The group finally left the train in what they later found out was Kansas. From another safe house, the coyotes, a full-service agency, dispatched their charges to various destinations, some by plane to New York, some by bus to Memphis. Ruiz and his companions went by van to Atlanta to join more than 50 people from Garcia's home village.
Atlanta before 9/11 was still booming, and the duo had no trouble finding construction work. One boss told them that a job they finished in four days had taken his American crew more than two weeks. But the terrorist attacks sent the economy into a tailspin. The supply of work slowly dried up, and by February of 2004, it had disappeared. Ruiz and Garcia headed south hoping for agricultural work while Enrique went to Fort Lauderdale.
Agricultural work in most of Florida means fruits or vegetables, but in the northern town of Mayo, it means pine straw. Ruiz and Garcia found work gathering pine needles to be baled and used in landscaping. Their housing was crude, a ramshackle bungalow far from town, no air conditioning, the windows broken. They slept on a tile floor without blankets or mattresses -- not that it mattered.
"The work was really heavy, so we would arrive just dead," Garcia says. "We didn't feel anything."
At the end of a week of backbreaking labor, the boss handed them their checks: $130 each. They had been expecting $500.
"We worked from sunup to sundown without seeing anybody all day except for 15 minutes when they would come and get the bales," Garcia recalls, the memory of his anger showing on his face. "To work for so long and then for them to give you that..."
The same day, they left for Fort Lauderdale, joining Enrique in a Spartan, one-bedroom apartment in Wilton Manors, the fifth and sixth men to move in. Despite the cramped quarters for six construction workers, the apartment is spotlessly clean. Air mattresses with sleeping bags take up most of the floor space in the bedroom, but in the living room is a couch, a TV, even a PlayStation -- to decrease the temptation to go out and spend money, they explain. There are no posters, no knick-knacks, few clothes. The only decoration is a tapestry of the Virgin of Guadeloupe. The duo that did two weeks' work in four days had found an equally focused home in South Florida.

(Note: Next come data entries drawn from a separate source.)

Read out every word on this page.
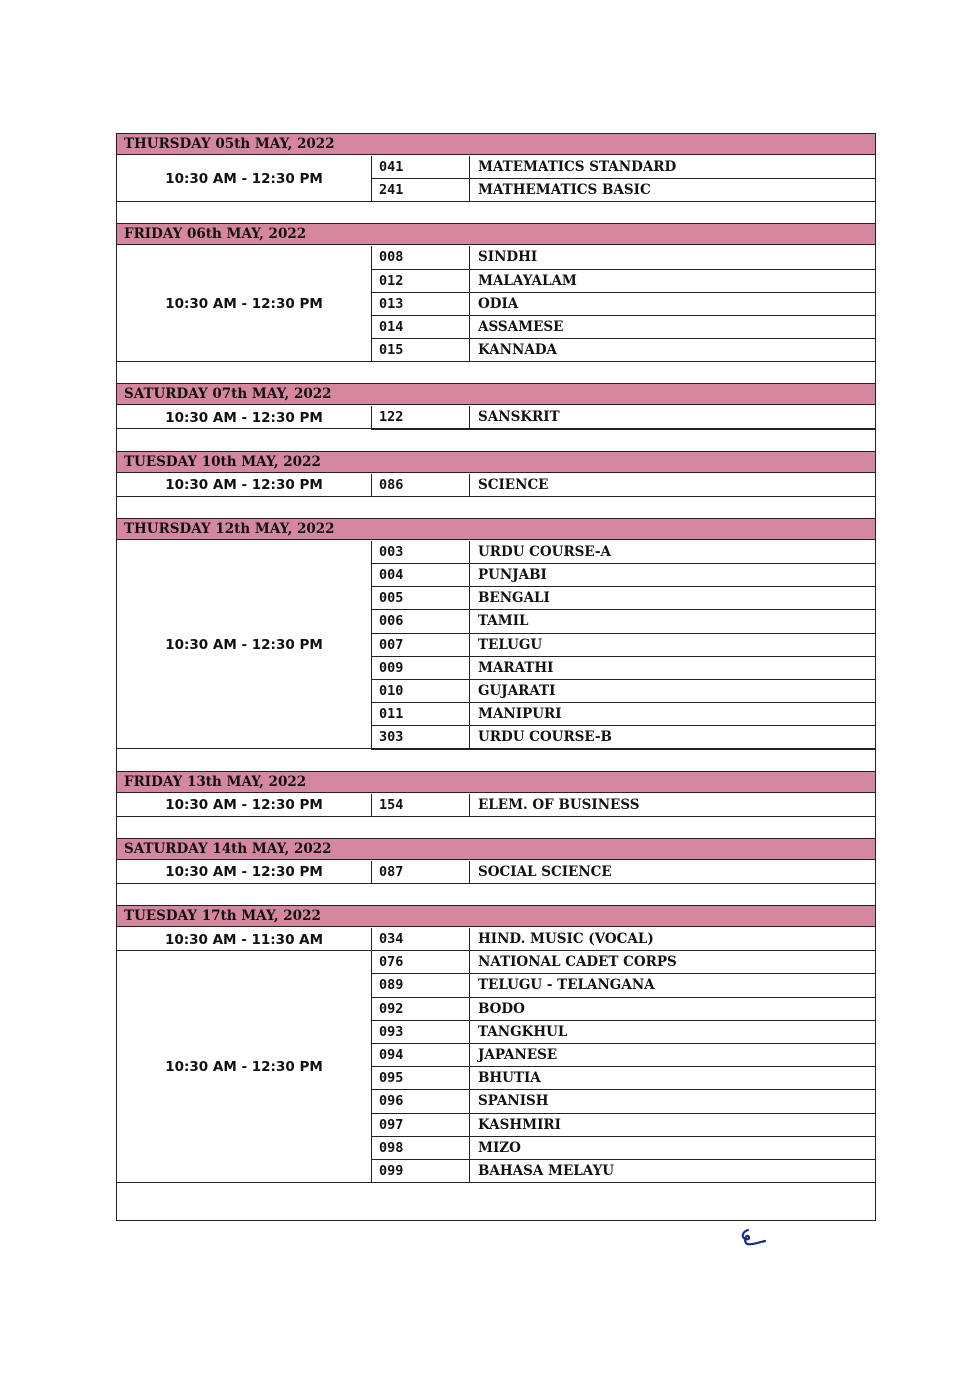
THURSDAY 05th MAY, 2022
10:30 AM - 12:30 PM
041	MATEMATICS STANDARD
241	MATHEMATICS BASIC
FRIDAY 06th MAY, 2022
10:30 AM - 12:30 PM
008	SINDHI
012	MALAYALAM
013	ODIA
014	ASSAMESE
015	KANNADA
SATURDAY 07th MAY, 2022
10:30 AM - 12:30 PM	122	SANSKRIT
TUESDAY 10th MAY, 2022
10:30 AM - 12:30 PM	086	SCIENCE
THURSDAY 12th MAY, 2022
10:30 AM - 12:30 PM
003	URDU COURSE-A
004	PUNJABI
005	BENGALI
006	TAMIL
007	TELUGU
009	MARATHI
010	GUJARATI
011	MANIPURI
303	URDU COURSE-B
FRIDAY 13th MAY, 2022
10:30 AM - 12:30 PM	154	ELEM. OF BUSINESS
SATURDAY 14th MAY, 2022
10:30 AM - 12:30 PM	087	SOCIAL SCIENCE
TUESDAY 17th MAY, 2022
10:30 AM - 11:30 AM	034	HIND. MUSIC (VOCAL)
10:30 AM - 12:30 PM
076	NATIONAL CADET CORPS
089	TELUGU - TELANGANA
092	BODO
093	TANGKHUL
094	JAPANESE
095	BHUTIA
096	SPANISH
097	KASHMIRI
098	MIZO
099	BAHASA MELAYU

"There are a lot of people that walk around well-dressed with nice trucks, but in Mexico they don't have anything," Garcia says. "We want to work. We want to save money. The more money we save, the quicker we can go home."
Despite rural Mexicans' traditional mistrust of chilangos, people from Mexico City, Ruiz's affable nature won over his roommates from Hidalgo.
"I met Gregorio here in Fort Lauderdale," roommate Antonio Hernandez says. "He was so relaxed, he would just walk up and chat with this person, then chat with that person. He was easy to get along with."
On July 22, Garcia came home from work just as Ruiz was heading to the same site for the late shift. The two talked about the job, the weather, a few meaningless sentences before Ruiz headed out the door. The next time Garcia would see the man who had been his constant companion for three years, rescue workers were pulling his broken body from the rubble in Hobe Sound.
It fell to Garcia to break the news to his sister Laura, an attractive, dark-eyed 27-year-old.
"She works, but she can't make it on her own," he says. "She depended on him." Remembering the call, he looks at the floor in silence. Eventually he says one word: Duro. Hard.
In a photo Laura sent to Ruiz, their daughter Katia gazes calmly into the camera over her seventh birthday cake, having gotten used to celebrating without her father. Still, she will likely harbor some childhood memories of the man who worked so hard to give her a better life. Her younger sister, Jessica, who at 5 has spent most of her life without her father, will probably not.
For Garcia, the adjustment is just beginning.
"We have to move on with our lives," he says, but his voice is full of doubt. After a journey of more than 4,000 miles and three years together, he can't quite believe that "we" doesn't include Ruiz.